For both the Dear John letter and for Chaya’s letter, I have received more emails and have been stopped more on the street, in Dunkin’ Donuts, and in the Shabbos Park than I have for any other emails and articles that I have published.

My policy is always not to push anyone into any type of situation that they don’t want, whether it be with a job or with dating. Usually, I respond to the email writers, ask permission to print their questions as well as my responses to them, receive an answer, and that is basically the end. I don’t usually keep in contact with the email writers, but an exception was made this one time. With so many asking me about Chaya, or rather telling me what they thought of her email, I reached out to Chaya. The letters that the Queens Jewish Link has been printing in response to her email share the same theme: Chaya needs to grow up and live the life she wants for the right reasons and not to be the spoiled brat she sounds like and suggest that her parents withdraw help from her struggling siblings. I wanted to know if she has changed her mindset or is still thinking along the same lines and if any of the letters hurt her. Chaya responded to my email and said I can print her response to the responses her email has been receiving. I told her that I would.

Chaya’s response:


Dear Goldy:

Thank you for giving me the chance to respond to your response and those who have written to the “Your Say” section. I will say that I am a lot like you, because I have enough confidence in myself not to roll up into a ball and cry, because so many people seemed to think I was immature and not being realistic. But I know who I am and what I want.

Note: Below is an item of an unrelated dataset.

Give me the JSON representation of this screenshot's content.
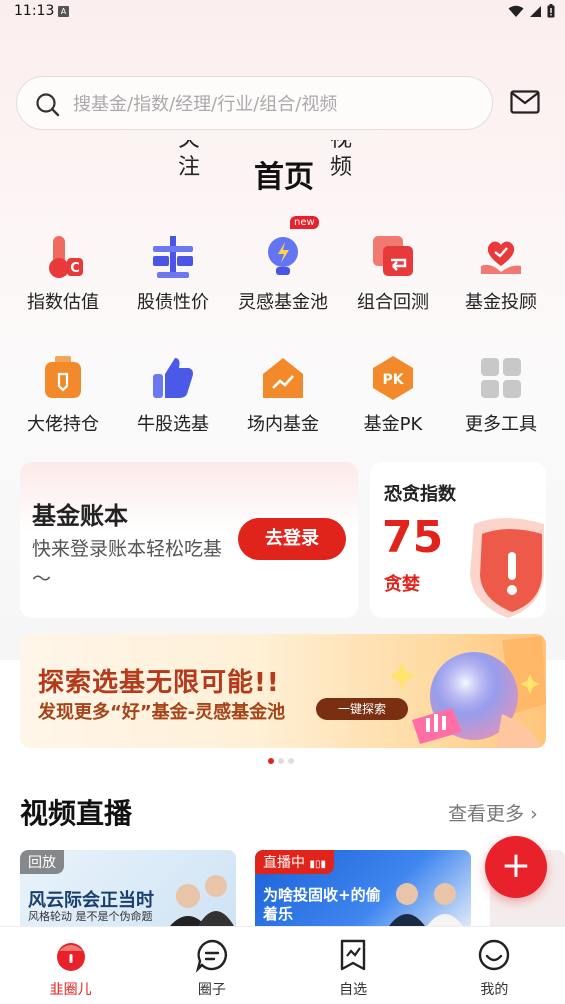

Looking back now, I think I should have written my letter and signed it with a fake name or not at all, because my parents and close family knew it was my letter that was printed. My parents spoke to me the same Shabbos that my letter was printed – first my mother and then together with my father. They said they thought I was mature enough to know the truth about finances, and that is why they had their original conversation with me. But now they see that I misunderstood or was misguided. My parents said that as a young adult and “not one who lives in a cave,” I should understand the toll that COVID has taken on everyone’s life – many lost family members, don’t have food to eat, lost jobs and businesses, etc. And they considered themselves lucky to only adjust their finances and that no one in our immediate family was very sick or died. They too thought that I had a very “flippant” attitude towards COVID. They explained that some finances had to be reconsidered or juggled for now, and that my “kollel life” was only one of those that had to be reconsidered because it wasn’t happening right now, while my siblings’ lives were. They hope I become a kallah soon, but realize that if I do, that they will not be able to provide the cushion I spoke of. Maybe if it takes a couple of years for me to become a kallah, things will change; but they have to deal with the here and now. They, too, said that I didn’t have any right to dictate how they chose to help their children and grandchildren. I listened to my parents and asked questions. They provided me with the best answers they were able to, while still being “truthful and realistic.” I also received a call or two from my siblings, asking if I was serious about my parents withdrawing their financial help and if I was, how could I be that selfish. Believe me, I heard it all.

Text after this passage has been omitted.